Methods: Patients with JIA were recruited from the Regional paediatric rheumatology service and adults with JIA were attending the adult Rheumatology clinic. Random age and sex matched healthy controls were recruited from a dental teaching hospital. The structured dental examination included standard epidemiological indices of oral hygiene (gingival index, plaque index, oral cleanliness index) and dental decay (DMFT index). Ethical approval was obtained.

Results: 149 patients (females n=107) were recruited. The median age was 17.9 years (range 2–50), with a median disease duration of 10.8 years (range 1–42). A spectrum of JIA subtypes was seen (oligo-articular onset (n=65, including 20 with extended course), polyarticular onset (n= 49, including 14 who were rheumatoid factor positive), systemic onset (n=33), psoriatic arthritis (n=13) and enthesitis related arthritis (n=11). JIA patients, at all ages, had increased levels of dental decay and poor oral hygiene. This increased level of decay was statistically significant in the 0–11 year olds (the dmft for the 0–11 year olds was 1.46 ± 2.58, compared to controls (0.56 ± 0.96) (p=0.027). Significant levels of untreated caries and increased levels of missing teeth were found in JIA, suggesting that patients with JIA had less restorative dental treatment with tooth extraction often being the chosen option for treatment of dental decay.
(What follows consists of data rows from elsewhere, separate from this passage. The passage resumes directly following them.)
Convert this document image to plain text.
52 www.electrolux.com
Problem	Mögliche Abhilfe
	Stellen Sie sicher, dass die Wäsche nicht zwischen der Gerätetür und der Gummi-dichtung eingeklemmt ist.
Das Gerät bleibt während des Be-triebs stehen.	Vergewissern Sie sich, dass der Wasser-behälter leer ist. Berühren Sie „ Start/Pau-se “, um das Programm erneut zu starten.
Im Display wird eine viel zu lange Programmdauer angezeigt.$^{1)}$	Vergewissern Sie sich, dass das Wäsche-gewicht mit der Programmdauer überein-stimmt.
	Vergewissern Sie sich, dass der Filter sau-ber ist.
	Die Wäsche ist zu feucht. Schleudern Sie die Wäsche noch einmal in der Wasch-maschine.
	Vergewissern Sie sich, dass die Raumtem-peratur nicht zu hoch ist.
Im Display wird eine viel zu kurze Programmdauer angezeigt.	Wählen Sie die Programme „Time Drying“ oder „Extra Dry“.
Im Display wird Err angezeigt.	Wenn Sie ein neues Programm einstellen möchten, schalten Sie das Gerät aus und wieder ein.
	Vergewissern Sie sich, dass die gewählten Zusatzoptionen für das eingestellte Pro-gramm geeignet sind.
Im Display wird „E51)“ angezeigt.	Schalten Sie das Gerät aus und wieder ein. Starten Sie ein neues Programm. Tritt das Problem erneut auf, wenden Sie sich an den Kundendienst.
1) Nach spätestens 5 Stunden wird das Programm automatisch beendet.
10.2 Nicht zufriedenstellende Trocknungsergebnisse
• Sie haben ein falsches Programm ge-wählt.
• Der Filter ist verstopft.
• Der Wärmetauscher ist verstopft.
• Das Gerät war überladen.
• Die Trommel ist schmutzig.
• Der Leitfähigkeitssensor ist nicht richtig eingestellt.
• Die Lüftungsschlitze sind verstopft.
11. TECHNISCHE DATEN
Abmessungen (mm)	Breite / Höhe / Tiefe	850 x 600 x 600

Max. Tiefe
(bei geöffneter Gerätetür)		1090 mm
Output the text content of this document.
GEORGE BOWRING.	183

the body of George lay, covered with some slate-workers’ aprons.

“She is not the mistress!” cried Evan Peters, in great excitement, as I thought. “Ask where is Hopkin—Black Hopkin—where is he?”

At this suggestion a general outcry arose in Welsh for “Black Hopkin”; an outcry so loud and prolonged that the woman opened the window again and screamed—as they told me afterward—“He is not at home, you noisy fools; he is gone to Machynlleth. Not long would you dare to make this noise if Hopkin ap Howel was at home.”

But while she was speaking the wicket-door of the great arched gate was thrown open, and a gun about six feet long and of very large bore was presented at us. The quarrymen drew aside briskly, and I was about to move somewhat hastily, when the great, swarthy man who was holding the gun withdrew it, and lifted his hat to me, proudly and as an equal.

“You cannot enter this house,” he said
Conclusions: This is the largest study of oral health in JIA and is case controlled. It shows significantly increased levels of poor oral hygiene and dental decay in patients with JIA. The high levels of untreated dental decay suggest barriers to dental care. These results emphasise the role of regular dental care in the multidisciplinary management of JIA.